Nasycanie się pasm absorpcyjnych

Spójrzmy, jak zmienia się widmo promieniowania, gdy zwiększamy stężenie gazów cieplarnianych. Do zobaczenia „co by było gdyby”, wykorzystamy znany nam już model Uniwersytetu w Chicago. Sprawdzimy, jak zmieni się opuszczające Ziemię promieniowanie przy różnych stężeniach CO2: bez tego gazu, przy stężeniu 10 ppm (cząsteczek na milion cząsteczek powietrza), 200 ppm, 400 ppm, 800 ppm i 1600 ppm.

Rysunek 2: Widmo promieniowania podczerwonego Ziemi i atmosfery, jakie można zarejestrować, umieszczając przyrząd pomiarowy na górnej granicy (szczycie) atmosfery (nieregularna niebieska linia). Gładkie linie odpowiadają promieniowaniu ciał doskonale czarnych o określonych temperaturach, od 220 K do 300 K (widma Plancka). Kolejne wykresy dotyczą kolejnych stężeń CO2. Pod koncentracjami pokazany jest strumień opuszczającej Ziemię energii w W/m2. Uwaga: na ilustracji nie przedstawiono danych pomiarowych, lecz symulację wykonaną z użyciem modelu numerycznego MODTRAN dostępnego na stronie Uniwersytetu w Chicago dla atmosfery tropikalnej przy domyślnych ustawieniach modelu.

Gdyby w atmosferze nie było w ogóle cząsteczek CO2 (rysunek 2a), byłaby ona praktycznie przezroczysta dla promieniowania o długości fali ok. 15 μm, podobnie jak jest w oknie atmosferycznym (czyli zakresie 10–12 μm). Pokazuje to wykres widma promieniowania ziemskiego dla długości fal powyżej 10 μm opadający łagodnie, bez większych odstępstw od dzwonowatego kształtu.

Dodanie już zaledwie 10 ppm CO2 (rysunek 2b) powoduje wyraźną zmianę widma opuszczającego Ziemię promieniowania.

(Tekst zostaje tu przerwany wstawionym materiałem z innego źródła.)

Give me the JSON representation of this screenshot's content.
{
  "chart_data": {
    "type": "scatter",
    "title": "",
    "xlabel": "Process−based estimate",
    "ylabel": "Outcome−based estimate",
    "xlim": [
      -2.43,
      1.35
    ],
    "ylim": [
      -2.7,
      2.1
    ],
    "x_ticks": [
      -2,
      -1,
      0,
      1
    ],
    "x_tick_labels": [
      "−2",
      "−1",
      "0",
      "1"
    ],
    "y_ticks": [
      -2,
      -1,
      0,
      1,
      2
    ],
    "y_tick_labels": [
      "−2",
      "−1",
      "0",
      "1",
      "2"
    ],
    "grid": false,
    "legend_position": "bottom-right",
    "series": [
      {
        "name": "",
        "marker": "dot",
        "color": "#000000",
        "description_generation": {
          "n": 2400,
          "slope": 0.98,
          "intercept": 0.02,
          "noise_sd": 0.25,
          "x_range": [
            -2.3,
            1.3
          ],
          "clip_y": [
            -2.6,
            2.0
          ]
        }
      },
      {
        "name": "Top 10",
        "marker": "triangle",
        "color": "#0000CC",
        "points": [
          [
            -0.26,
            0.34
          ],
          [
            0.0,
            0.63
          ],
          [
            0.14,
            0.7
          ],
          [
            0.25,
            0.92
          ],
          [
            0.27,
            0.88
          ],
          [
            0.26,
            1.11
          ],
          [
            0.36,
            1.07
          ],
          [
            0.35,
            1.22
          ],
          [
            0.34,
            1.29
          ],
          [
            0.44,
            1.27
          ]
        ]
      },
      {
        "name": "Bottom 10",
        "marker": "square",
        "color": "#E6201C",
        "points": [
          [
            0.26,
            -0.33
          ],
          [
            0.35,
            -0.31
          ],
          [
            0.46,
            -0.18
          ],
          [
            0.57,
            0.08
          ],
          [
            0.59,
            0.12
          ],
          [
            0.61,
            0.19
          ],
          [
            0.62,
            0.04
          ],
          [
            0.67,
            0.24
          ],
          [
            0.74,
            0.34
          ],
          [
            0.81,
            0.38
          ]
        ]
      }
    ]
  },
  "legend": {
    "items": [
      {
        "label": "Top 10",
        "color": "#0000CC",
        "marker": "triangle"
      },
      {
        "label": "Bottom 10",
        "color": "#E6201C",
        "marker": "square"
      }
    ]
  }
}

Przy tej samej temperaturze powierzchni jego strumień spada z 329,7 do 316,8 W/m2, czyli o 12,9 W/m2. W okolicach 15 μm pojawia się wyraźny „dołek” w widmie, co świadczy o tym, że fale tej długości zaczęły być pochłaniane.

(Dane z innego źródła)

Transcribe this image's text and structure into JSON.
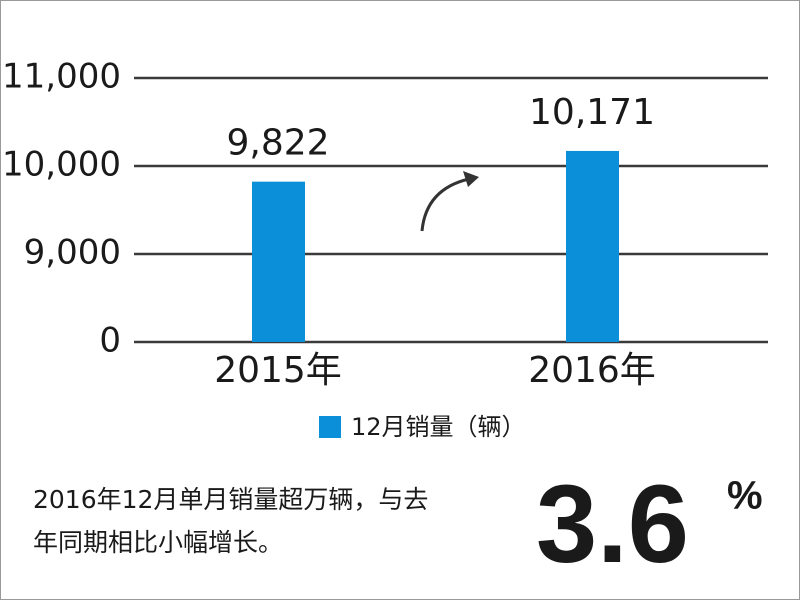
{
  "chart_data": {
    "type": "bar",
    "categories": [
      "2015年",
      "2016年"
    ],
    "series": [
      {
        "name": "12月销量（辆）",
        "color": "#0a8fd8",
        "values": [
          9822,
          10171
        ],
        "value_labels": [
          "9,822",
          "10,171"
        ]
      }
    ],
    "ylim": [
      0,
      11000
    ],
    "yticks": [
      0,
      {
        "value": 9000,
        "label": "9,000"
      },
      {
        "value": 10000,
        "label": "10,000"
      },
      {
        "value": 11000,
        "label": "11,000"
      }
    ],
    "grid": true,
    "legend": "bottom"
  },
  "annotation": {
    "lines": [
      "2016年12月单月销量超万辆，与去",
      "年同期相比小幅增长。"
    ],
    "highlight": "3.6",
    "highlight_unit": "%"
  }
}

Dalsze zwiększenie koncentracji CO2 do 200 ppm (rysunek 2c), co odpowiada stężeniu z czasów maksimum epok lodowych, powoduje spadek strumienia opuszczającej Ziemię energii do 301,8 W/m2. „Dołek” w widmie pogłębił się i widzimy, że promieniowanie w zakresie 14–16 μm pochodzi z wysokości odpowiadającej najniższej w atmosferze temperaturze 220 K (widmo promieniowania ziemskiego styka się tu z zaznaczonym kolorem jasnoniebieskim widmem ciała doskonale czarnego o tej temperaturze). Uwagę zwraca też to, że dla długości 15 μm, dla której pochłanianie przez CO2 jest najintensywniejsze, obserwowana temperatura jest wyższa („szpileczka” pośrodku dołka). To sygnał, że pochodzi ono z obszaru o wyższej temperaturze (powyżej tropopauzy temperatura rośnie wraz z wysokością).

Wykresy 2d–f to seria trzech podwojeń stężeń CO2: 200 ppm → 400 ppm → 800 ppm → 1600 ppm. Widać, że minimum widma związane z pochłanianiem podczerwieni przestaje się pogłębiać. To właśnie nazywamy nasyceniem pasma absorpcyjnego – więcej fal tej długości po prostu nie może już zostać pochłonietych. Czy to oznacza, że w pewnym momencie dodawanie kolejnych porcji gazów cieplarnianych przestanie mieć znaczenie? Nie. Zauważmy, że chociaż „dołek” w widmie przestał się pogłębiać, to jednak cały czas się poszerza, a opuszczający Ziemię strumień energii systematycznie spada – z każdym podwojeniem o około 3,4 W/m2 (zależność ta jest dobrze spełniona dla zakresu 10–30000 ppm).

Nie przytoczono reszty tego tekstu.